In 2010, high court ruled 5-4 that the land swap was permissible, with Justice Anthony Kennedy writing, “The goal of avoiding governmental endorsement [of religion] does not require eradication of all religious symbols in the public realm.”
It has been a decade since 68-year-old Wanda Sandoz last saw the 6-foot-tall pipe cross standing out in the sparse Mojave Desert Preserve in Cima, Calif., a memorial to the fallen soldiers of World War I. She remembers when she used to pass by the landmark four times a day when she was a school bus driver.
“I loved seeing it there, and I’m glad that I’d already retired when the box went on it,” she said, referring to the plywood container that covered the cross for eight years before the entire symbol was stolen in 2010.
But on Veteran’s Day, after 13 years of litigation, including a U.S. Supreme Court case, Wanda and her husband, Henry, 73, will finally be able fulfill the promise they made to a friend in 1984 and see the cross legally reinstated on Sunrise Rock. The federal government completed a lengthy land transfer last Friday, and Henry’s newly made pipe cross will be erected on Sunday.
“We are so, so happy that it’s going up and staying up without opposition, since the Veterans of Foreign Wars owns it now,” Wanda said. “We are so happy that it all came together and the veterans can have their memorial now.”
The original Mojave Desert cross was erected in 1934 and maintained by Riley Bembrey, a WWI veteran. When Bembrey fell ill in 1984, he asked the Sandozes to take care of the cross memorial, which by then had been missing for a couple of years. Henry re-erected the cross, and Wanda said they didn’t anticipate any trouble since it was a war memorial located in the middle of the desert, a four-hour drive from Los Angeles.
But Wanda remembers the day in 2000 when the park superintendent came to their house asking Henry to take down the cross after complaints about having a religious symbol erected on federal land. “[Henry] refused,” Wanda recalled. “I thank God he’s a stubborn guy, because otherwise it would have been over and done, and there’d be no World War I memorial.”
The Mojave Desert cross is the only World War I memorial in the nation designated by Congress.
The American Civil Liberties Union (ACLU) sued the Veterans of Foreign Wars (VFW), which owns the memorial, calling the cross unconstitutional because it violated the separation between church and state. A Riverside judge ruled that the cross couldn’t be displayed, and in 2002 the cross was covered, first with a bag, then with a plywood box.
As court proceedings continued through the years, the Sandozes continued to hold Easter services at the site, with Henry bringing his own smaller cross.

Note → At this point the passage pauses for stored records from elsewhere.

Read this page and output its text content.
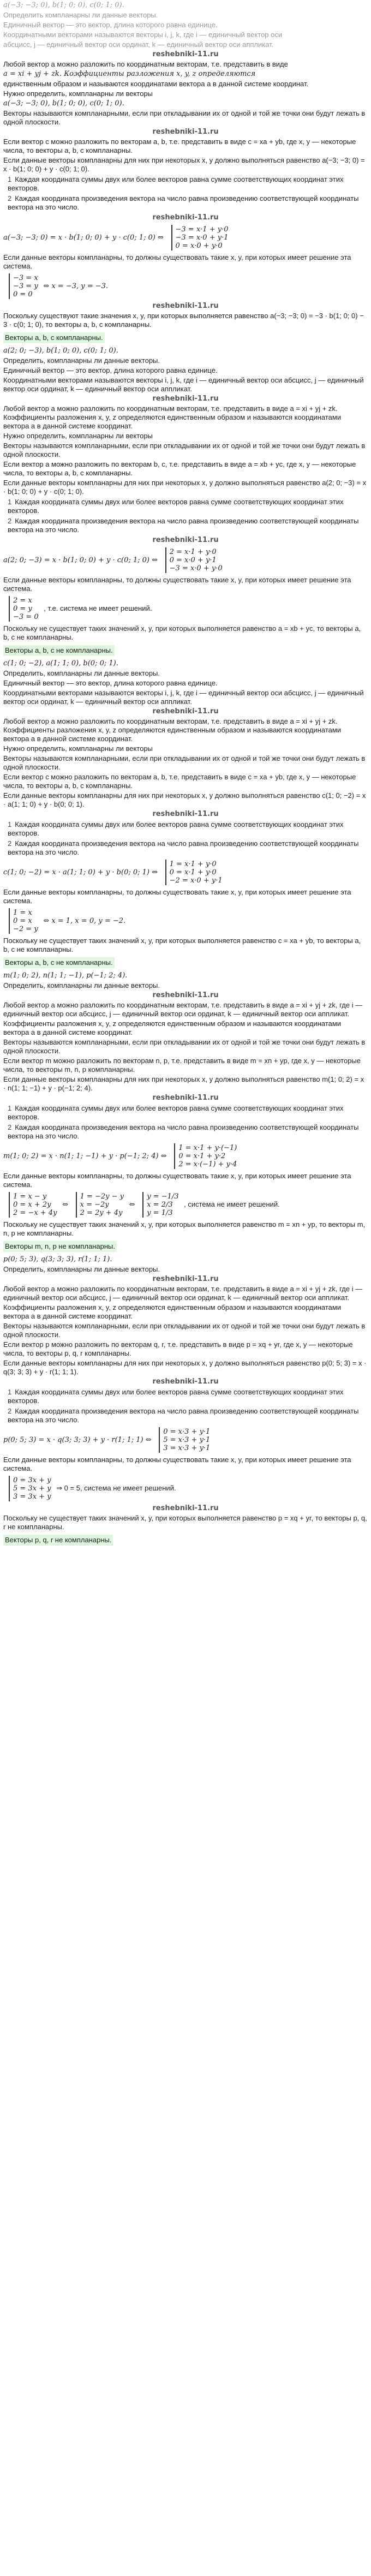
a(−3; −3; 0), b(1; 0; 0), c(0; 1; 0).
Определить компланарны ли данные векторы.
Единичный вектор — это вектор, длина которого равна единице.
Координатными векторами называются векторы i, j, k, где i — единичный вектор оси
абсцисс, j — единичный вектор оси ординат, k — единичный вектор оси аппликат.
reshebniki-11.ru
Любой вектор a можно разложить по координатным векторам, т.е. представить в виде
a = xi + yj + zk. Коэффициенты разложения x, y, z определяются
единственным образом и называются координатами вектора a в данной системе координат.
Нужно определить, компланарны ли векторы
a(−3; −3; 0), b(1; 0; 0), c(0; 1; 0).
Векторы называются компланарными, если при откладывании их от одной и той же точки они будут лежать в одной плоскости.
reshebniki-11.ru
Если вектор c можно разложить по векторам a, b, т.е. представить в виде c = xa + yb, где x, y — некоторые числа, то векторы a, b, c компланарны.
Если данные векторы компланарны для них при некоторых x, y должно выполняться равенство a(−3; −3; 0) = x · b(1; 0; 0) + y · c(0; 1; 0).
1 Каждая координата суммы двух или более векторов равна сумме соответствующих координат этих векторов.
2 Каждая координата произведения вектора на число равна произведению соответствующей координаты вектора на это число.
reshebniki-11.ru
a(−3; −3; 0) = x · b(1; 0; 0) + y · c(0; 1; 0) ⇔
−3 = x·1 + y·0
−3 = x·0 + y·1
0 = x·0 + y·0
Если данные векторы компланарны, то должны существовать такие x, y, при которых имеет решение эта система.
−3 = x
−3 = y
0 = 0
⇔ x = −3, y = −3.
reshebniki-11.ru
Поскольку существуют такие значения x, y, при которых выполняется равенство a(−3; −3; 0) = −3 · b(1; 0; 0) − 3 · c(0; 1; 0), то векторы a, b, c компланарны.
Векторы a, b, c компланарны.
a(2; 0; −3), b(1; 0; 0), c(0; 1; 0).
Определить, компланарны ли данные векторы.
Единичный вектор — это вектор, длина которого равна единице.
Координатными векторами называются векторы i, j, k, где i — единичный вектор оси абсцисс, j — единичный вектор оси ординат, k — единичный вектор оси аппликат.
reshebniki-11.ru
Любой вектор a можно разложить по координатным векторам, т.е. представить в виде a = xi + yj + zk. Коэффициенты разложения x, y, z определяются единственным образом и называются координатами вектора a в данной системе координат.
Нужно определить, компланарны ли векторы
Векторы называются компланарными, если при откладывании их от одной и той же точки они будут лежать в одной плоскости.
Если вектор a можно разложить по векторам b, c, т.е. представить в виде a = xb + yc, где x, y — некоторые числа, то векторы a, b, c компланарны.
Если данные векторы компланарны для них при некоторых x, y должно выполняться равенство a(2; 0; −3) = x · b(1; 0; 0) + y · c(0; 1; 0).
1 Каждая координата суммы двух или более векторов равна сумме соответствующих координат этих векторов.
2 Каждая координата произведения вектора на число равна произведению соответствующей координаты вектора на это число.
reshebniki-11.ru
a(2; 0; −3) = x · b(1; 0; 0) + y · c(0; 1; 0) ⇔
2 = x·1 + y·0
0 = x·0 + y·1
−3 = x·0 + y·0
Если данные векторы компланарны, то должны существовать такие x, y, при которых имеет решение эта система.
2 = x
0 = y
−3 = 0
, т.е. система не имеет решений.
Поскольку не существует таких значений x, y, при которых выполняется равенство a = xb + yc, то векторы a, b, c не компланарны.
Векторы a, b, c не компланарны.
c(1; 0; −2), a(1; 1; 0), b(0; 0; 1).
Определить, компланарны ли данные векторы.
Единичный вектор — это вектор, длина которого равна единице.
Координатными векторами называются векторы i, j, k, где i — единичный вектор оси абсцисс, j — единичный вектор оси ординат, k — единичный вектор оси аппликат.
reshebniki-11.ru
Любой вектор a можно разложить по координатным векторам, т.е. представить в виде a = xi + yj + zk. Коэффициенты разложения x, y, z определяются единственным образом и называются координатами вектора a в данной системе координат.
Нужно определить, компланарны ли векторы
Векторы называются компланарными, если при откладывании их от одной и той же точки они будут лежать в одной плоскости.
Если вектор c можно разложить по векторам a, b, т.е. представить в виде c = xa + yb, где x, y — некоторые числа, то векторы a, b, c компланарны.
Если данные векторы компланарны для них при некоторых x, y должно выполняться равенство c(1; 0; −2) = x · a(1; 1; 0) + y · b(0; 0; 1).
reshebniki-11.ru
1 Каждая координата суммы двух или более векторов равна сумме соответствующих координат этих векторов.
2 Каждая координата произведения вектора на число равна произведению соответствующей координаты вектора на это число.
c(1; 0; −2) = x · a(1; 1; 0) + y · b(0; 0; 1) ⇔
1 = x·1 + y·0
0 = x·1 + y·0
−2 = x·0 + y·1
Если данные векторы компланарны, то должны существовать такие x, y, при которых имеет решение эта система.
1 = x
0 = x
−2 = y
⇔ x = 1, x = 0, y = −2.
Поскольку не существует таких значений x, y, при которых выполняется равенство c = xa + yb, то векторы a, b, c не компланарны.
Векторы a, b, c не компланарны.
m(1; 0; 2), n(1; 1; −1), p(−1; 2; 4).
Определить, компланарны ли данные векторы.
reshebniki-11.ru
Любой вектор a можно разложить по координатным векторам, т.е. представить в виде a = xi + yj + zk, где i — единичный вектор оси абсцисс, j — единичный вектор оси ординат, k — единичный вектор оси аппликат.
Коэффициенты разложения x, y, z определяются единственным образом и называются координатами вектора a в данной системе координат.
Векторы называются компланарными, если при откладывании их от одной и той же точки они будут лежать в одной плоскости.
Если вектор m можно разложить по векторам n, p, т.е. представить в виде m = xn + yp, где x, y — некоторые числа, то векторы m, n, p компланарны.
Если данные векторы компланарны для них при некоторых x, y должно выполняться равенство m(1; 0; 2) = x · n(1; 1; −1) + y · p(−1; 2; 4).
reshebniki-11.ru
1 Каждая координата суммы двух или более векторов равна сумме соответствующих координат этих векторов.
2 Каждая координата произведения вектора на число равна произведению соответствующей координаты вектора на это число.
m(1; 0; 2) = x · n(1; 1; −1) + y · p(−1; 2; 4) ⇔
1 = x·1 + y·(−1)
0 = x·1 + y·2
2 = x·(−1) + y·4
Если данные векторы компланарны, то должны существовать такие x, y, при которых имеет решение эта система.
1 = x − y
0 = x + 2y
2 = −x + 4y
⇔
1 = −2y − y
x = −2y
2 = 2y + 4y
⇔
y = −1/3
x = 2/3
y = 1/3
, система не имеет решений.
Поскольку не существует таких значений x, y, при которых выполняется равенство m = xn + yp, то векторы m, n, p не компланарны.
Векторы m, n, p не компланарны.
p(0; 5; 3), q(3; 3; 3), r(1; 1; 1).
Определить, компланарны ли данные векторы.
reshebniki-11.ru
Любой вектор a можно разложить по координатным векторам, т.е. представить в виде a = xi + yj + zk, где i — единичный вектор оси абсцисс, j — единичный вектор оси ординат, k — единичный вектор оси аппликат.
Коэффициенты разложения x, y, z определяются единственным образом и называются координатами вектора a в данной системе координат.
Векторы называются компланарными, если при откладывании их от одной и той же точки они будут лежать в одной плоскости.
Если вектор p можно разложить по векторам q, r, т.е. представить в виде p = xq + yr, где x, y — некоторые числа, то векторы p, q, r компланарны.
Если данные векторы компланарны для них при некоторых x, y должно выполняться равенство p(0; 5; 3) = x · q(3; 3; 3) + y · r(1; 1; 1).
reshebniki-11.ru
1 Каждая координата суммы двух или более векторов равна сумме соответствующих координат этих векторов.
2 Каждая координата произведения вектора на число равна произведению соответствующей координаты вектора на это число.
p(0; 5; 3) = x · q(3; 3; 3) + y · r(1; 1; 1) ⇔
0 = x·3 + y·1
5 = x·3 + y·1
3 = x·3 + y·1
Если данные векторы компланарны, то должны существовать такие x, y, при которых имеет решение эта система.
0 = 3x + y
5 = 3x + y
3 = 3x + y
⇒ 0 = 5, система не имеет решений.
reshebniki-11.ru
Поскольку не существует таких значений x, y, при которых выполняется равенство p = xq + yr, то векторы p, q, r не компланарны.
Векторы p, q, r не компланарны.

“All the years the cross was covered, I knew what was under that box and I kept thinking someday I’m going to look up and see the cross again,” Wanda said. For her, the cross was more than just a memorial, but a reminder of what Christ went through for her sins.
After the 9th U.S. Circuit Court of Appeals sided with the ACLU, the veterans group figured that the only way to allow the cross to stand was to swap the federal land the cross was on with private land owned by the group. The 9th Circuit ruled the compromise faulty, and the case was taken to the U.S. Supreme Court.

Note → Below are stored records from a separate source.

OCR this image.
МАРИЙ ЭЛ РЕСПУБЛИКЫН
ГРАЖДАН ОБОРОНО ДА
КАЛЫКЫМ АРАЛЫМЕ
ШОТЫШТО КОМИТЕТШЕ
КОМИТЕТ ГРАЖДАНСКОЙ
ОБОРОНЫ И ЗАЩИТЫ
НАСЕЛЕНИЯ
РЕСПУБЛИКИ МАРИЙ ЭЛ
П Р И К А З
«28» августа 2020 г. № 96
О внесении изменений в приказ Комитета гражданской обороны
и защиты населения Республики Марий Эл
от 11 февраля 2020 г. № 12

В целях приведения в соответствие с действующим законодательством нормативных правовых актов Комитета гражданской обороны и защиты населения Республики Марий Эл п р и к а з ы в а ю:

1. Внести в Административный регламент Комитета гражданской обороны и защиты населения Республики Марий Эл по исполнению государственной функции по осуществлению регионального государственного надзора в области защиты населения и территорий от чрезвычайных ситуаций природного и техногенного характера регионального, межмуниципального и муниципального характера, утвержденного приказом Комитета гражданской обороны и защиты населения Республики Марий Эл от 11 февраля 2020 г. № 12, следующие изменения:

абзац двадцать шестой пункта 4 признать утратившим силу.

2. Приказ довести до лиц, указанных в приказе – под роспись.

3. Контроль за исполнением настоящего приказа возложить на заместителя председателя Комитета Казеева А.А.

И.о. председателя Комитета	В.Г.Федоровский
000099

In 2010, high court ruled 5-4 that the land swap was permissible, with Justice Anthony Kennedy writing, “The goal of avoiding governmental endorsement [of religion] does not require eradication of all religious symbols in the public realm.”
Days after the ruling, the cross was uprooted and stolen. Wanda said Henry immediately made another cross, but the federal government would not allow him to put it up—even with a box over it—until the land transfer had been completed.
Last Friday, the last details of the land transfer were finally worked out. Providentially, the missing cross was found in Northern California Monday, and the Sandozes confirmed it is the stolen cross. Still, they plan on erecting the new cross that Henry made on Sunday.
The cross will be unveiled at a ceremony that will include the Sandozes, members of the VFW, attorneys from Liberty Institute who provided representation in the case, and an honor guard.
“It is really a restoration of this veterans memorial that from here on forward will honor our veterans,” said Jeff Mateer, general counsel at Liberty Institute. “It’s [a feeling] of satisfaction to see it finally restored like it should be.”
Liberty Institute is currently working on a couple of other religious symbol cases, including the Mount Soledad Memorial in San Diego and the Maryland Peace Cross. Mateer said the Mojave Desert cross has set a strong precedent for land swap in these types of cases, but added that Justice Kennedy’s opinion already expressed that crosses can be displayed even without a land transfer.
And for Wanda Sandoz, she said she has been waiting for this moment for 13 years.
“I’m just proud this one is there,” she said. “I’m really proud we knew Riley—he was a wonderful man—I’m so glad he was our friend and he asked us to do this for him, and we were able to.”